The debates in the 1659 Parliament on Neville’s case were never simply about the technical legal issues. Neville was too notorious a figure for that and the arguments almost certainly divided the House along ideological lines. To Neville’s friends, those MPs who were against the protectorate, Strowde could be seen as emblematic of the worst aspects of Cromwellian rule. To others, the case could be used to re-assert what they saw as traditional constitutional proprieties. They were aware that the electoral arrangements which had applied in 1656 had since been swept away. What everyone could agree on was that this was a perfect opportunity for constitutional grandstanding. This was just the sort of case lawyer MPs always relished.
The first question, considered as early as 1 February 1659, was whether MPs should receive the papers on the case. Not used to acting as, in effect, a court of appeal, few were sure what to do. Moreover, the argument quickly got diverted by those who doubted whether they should consider the case at all. George Starkey*, who was probably already acting in concert with Strowde, was particularly provocative, expressing the incendiary view that the case should referred to ‘the Lords’ House’. Another traditionalist lawyer, Nicholas Pedley*, agreed. Both clearly had wider agendas to push. Others, like William Cartwright* and John Lambert*, wanted the case referred instead to the court of exchequer. Evan Seys, echoing the line that he had presumably taken as Strowde’s barrister, maintained that the Commons had a clear right to hear the case. Many considered the idea of sending for transcripts of the case completely unprecedented. Yet, in the end, the Commons voted to receive those papers.
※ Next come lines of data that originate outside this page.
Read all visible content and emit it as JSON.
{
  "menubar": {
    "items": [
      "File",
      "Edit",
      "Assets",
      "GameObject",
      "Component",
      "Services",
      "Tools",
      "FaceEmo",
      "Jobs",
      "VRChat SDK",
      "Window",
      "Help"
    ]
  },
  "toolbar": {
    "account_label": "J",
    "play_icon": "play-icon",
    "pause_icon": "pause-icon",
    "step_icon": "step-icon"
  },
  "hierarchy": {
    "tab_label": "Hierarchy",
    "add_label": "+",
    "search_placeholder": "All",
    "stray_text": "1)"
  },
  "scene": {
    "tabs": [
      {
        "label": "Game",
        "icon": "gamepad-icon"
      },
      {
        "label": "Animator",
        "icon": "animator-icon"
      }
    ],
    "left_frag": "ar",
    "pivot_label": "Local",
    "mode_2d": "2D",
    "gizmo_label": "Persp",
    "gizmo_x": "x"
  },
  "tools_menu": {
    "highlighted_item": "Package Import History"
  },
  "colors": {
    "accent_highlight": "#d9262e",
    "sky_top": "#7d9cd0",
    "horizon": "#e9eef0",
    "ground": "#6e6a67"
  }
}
Two days later St John appeared before the Commons with the requested transcripts.
Yet this was not the end of the story. The reassembling of the Rump persuaded the judges of common pleas to try again. On 3 June 1659 the Speaker informed the Commons that the judges had repeated their request that the Commons rule on the case.
When it was brought before them yet again in January 1660, the Commons finally gave up. On 27 January they remanded the case back to the court of common pleas, ordering its transferral from there to the court of exchequer chamber. The judges were given full powers to reach a final decision on the case.